HR leaders must therefore go above and beyond to create additional social forums for newbies and junior workers, online, or if possible, pending local COVID restrictions, in smaller in-person meetings. Designing for serendipity becomes an even greater priority. Socializing now needs a calendar invite and some serious planning as it will no longer be just the welcome byproduct of social collisions at work.
5. Learn, learn, learn — Renaissance-style
The accelerated digitalization of the workplace that the pandemic has triggered might overwhelm some workers who had already been struggling with the pace of technological change. Companies have the responsibility to not only ready their workforce for specific functional tasks, but to heighten their overall digital literacy: from how to run an Insta TV live-stream to Blockchain to GPT-3 to policy innovations such as Universal Basic Income.
In Germany, many businesses have their teams take part in ada, a new, comprehensive year-long learning program for any manager wanting to take a tour de horizon through the digital future, and it is a good idea for you to explore similar partnerships or create such programs on your own. The future belongs to Renaissance men and women; bean counters and card-punchers with a narrow understanding of the context of their work will be left behind.
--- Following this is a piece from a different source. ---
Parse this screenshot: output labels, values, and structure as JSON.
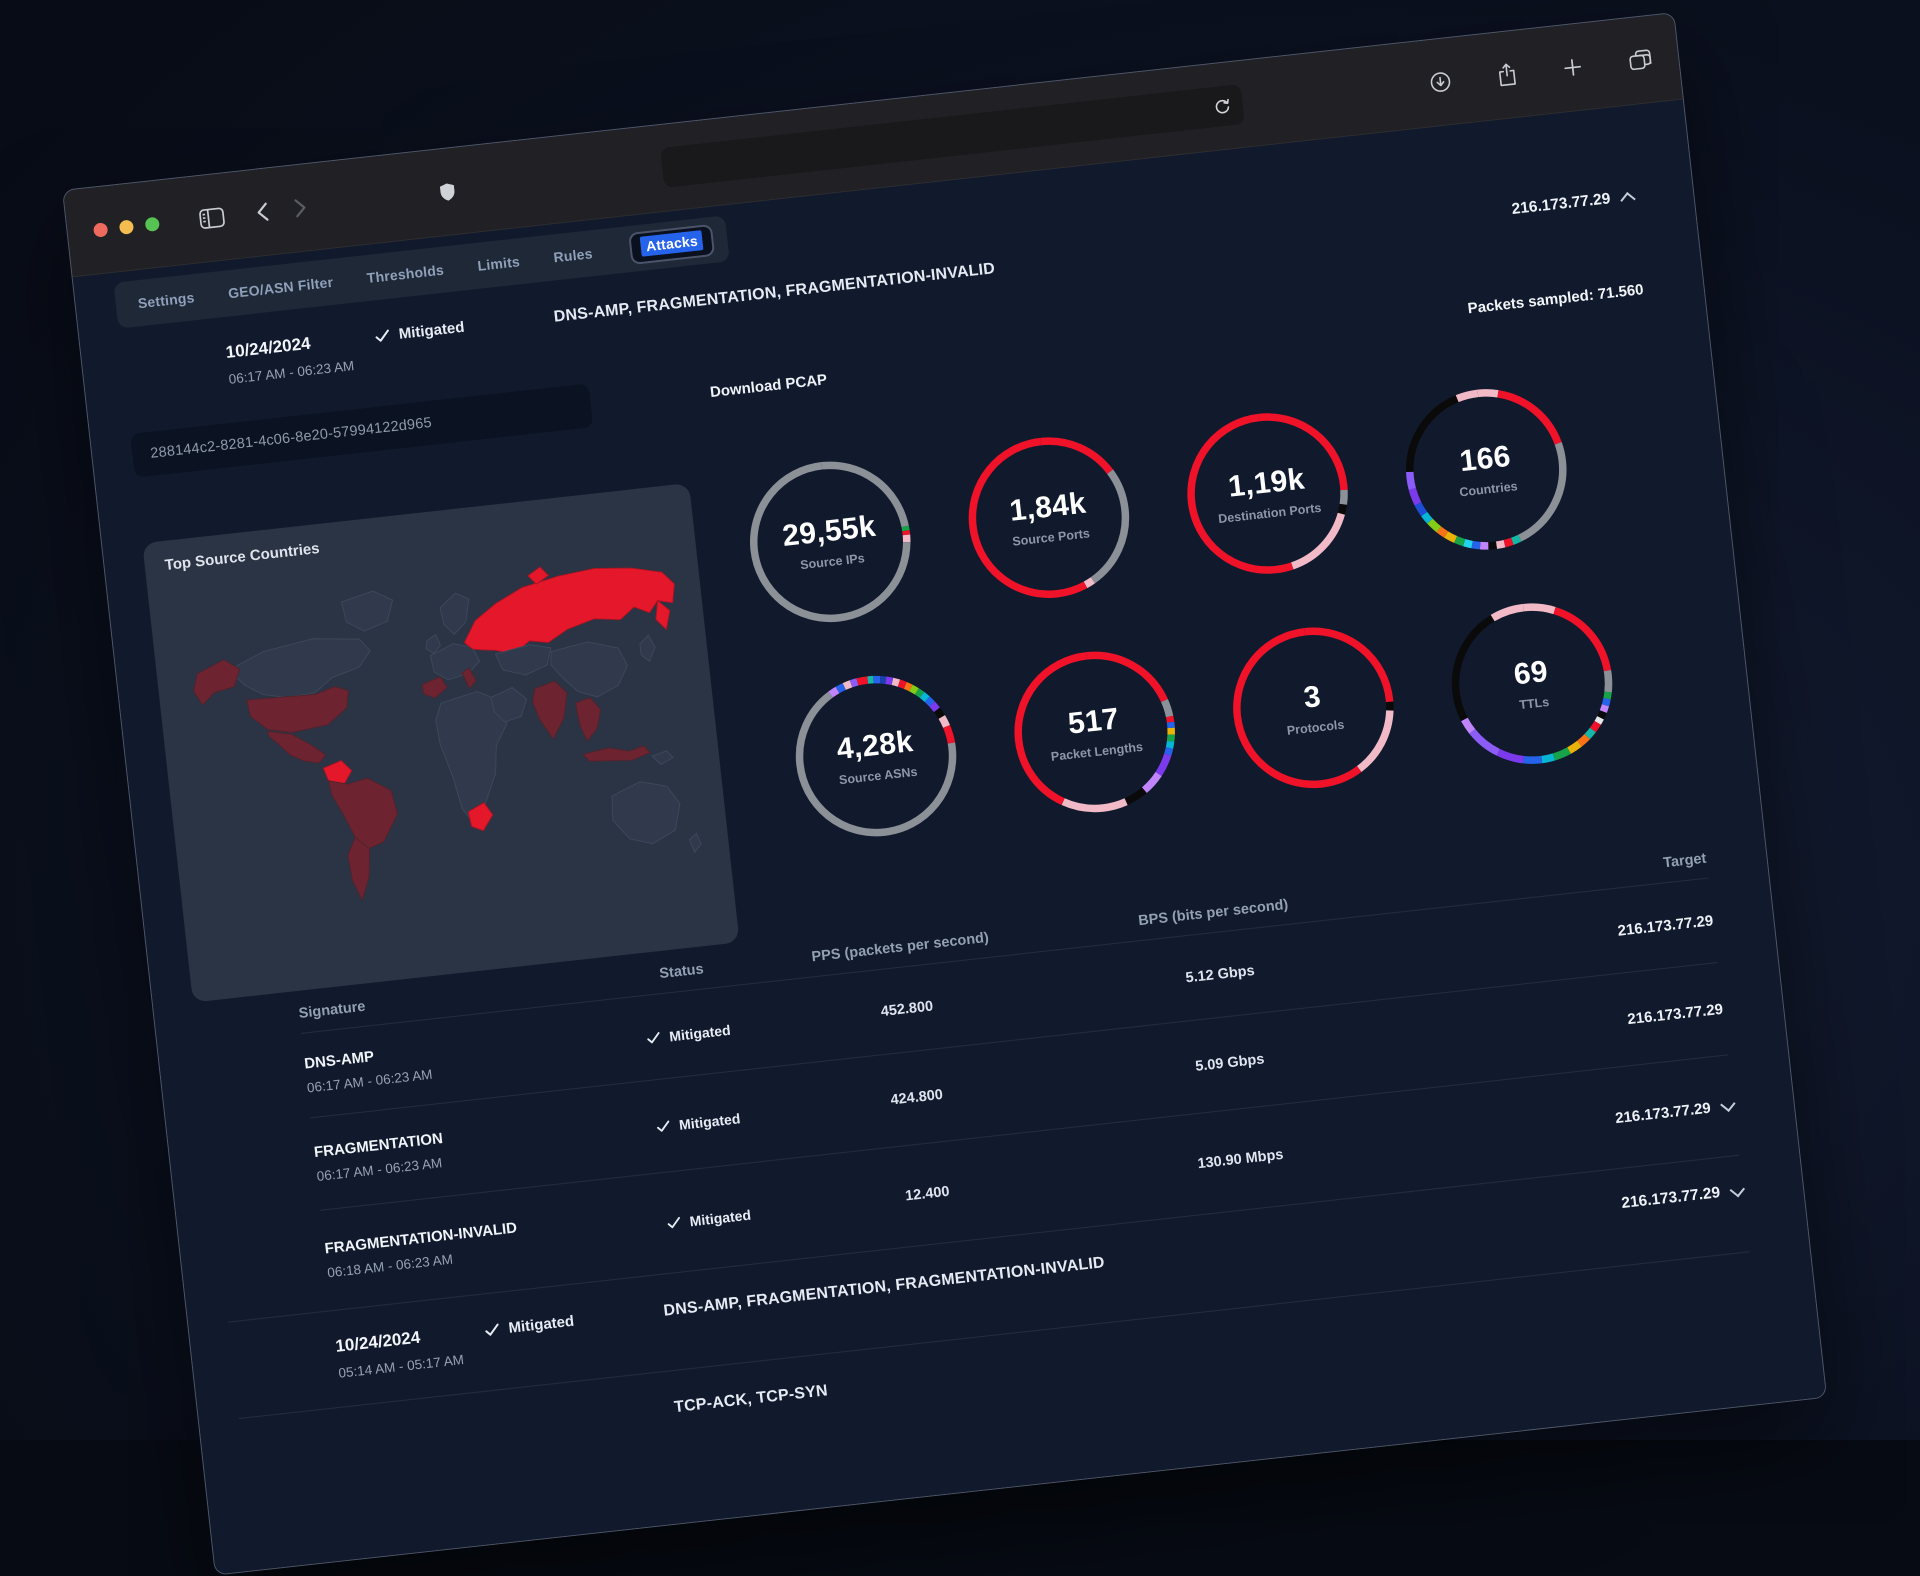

HR leaders and talent managers have a significant responsibility in the face of this ultra-marathon, multi-pronged crisis. One the one hand, they must hold open the liminal space for exploration, reflection, and grief, rather than rushing back to fake business-as-usual. On the other hand, they must think ahead and prepare their employees, intellectually, emotionally, and spiritually, for a near to mid-term future in which they will have to live with the virus, cope with unprecedented material and immaterial losses (lay-offs, instability, illness, and not the least climate change), and manage nauseating uncertainty.
This is a historic opportunity for HR leaders and talent managers to cultivate trust, let employees co-create their new workplace, and allow them to determine how they and their company show up in a world that needs conviction, commitment, and care more than ever.
This article first appeared on the Journal of Beautiful Business.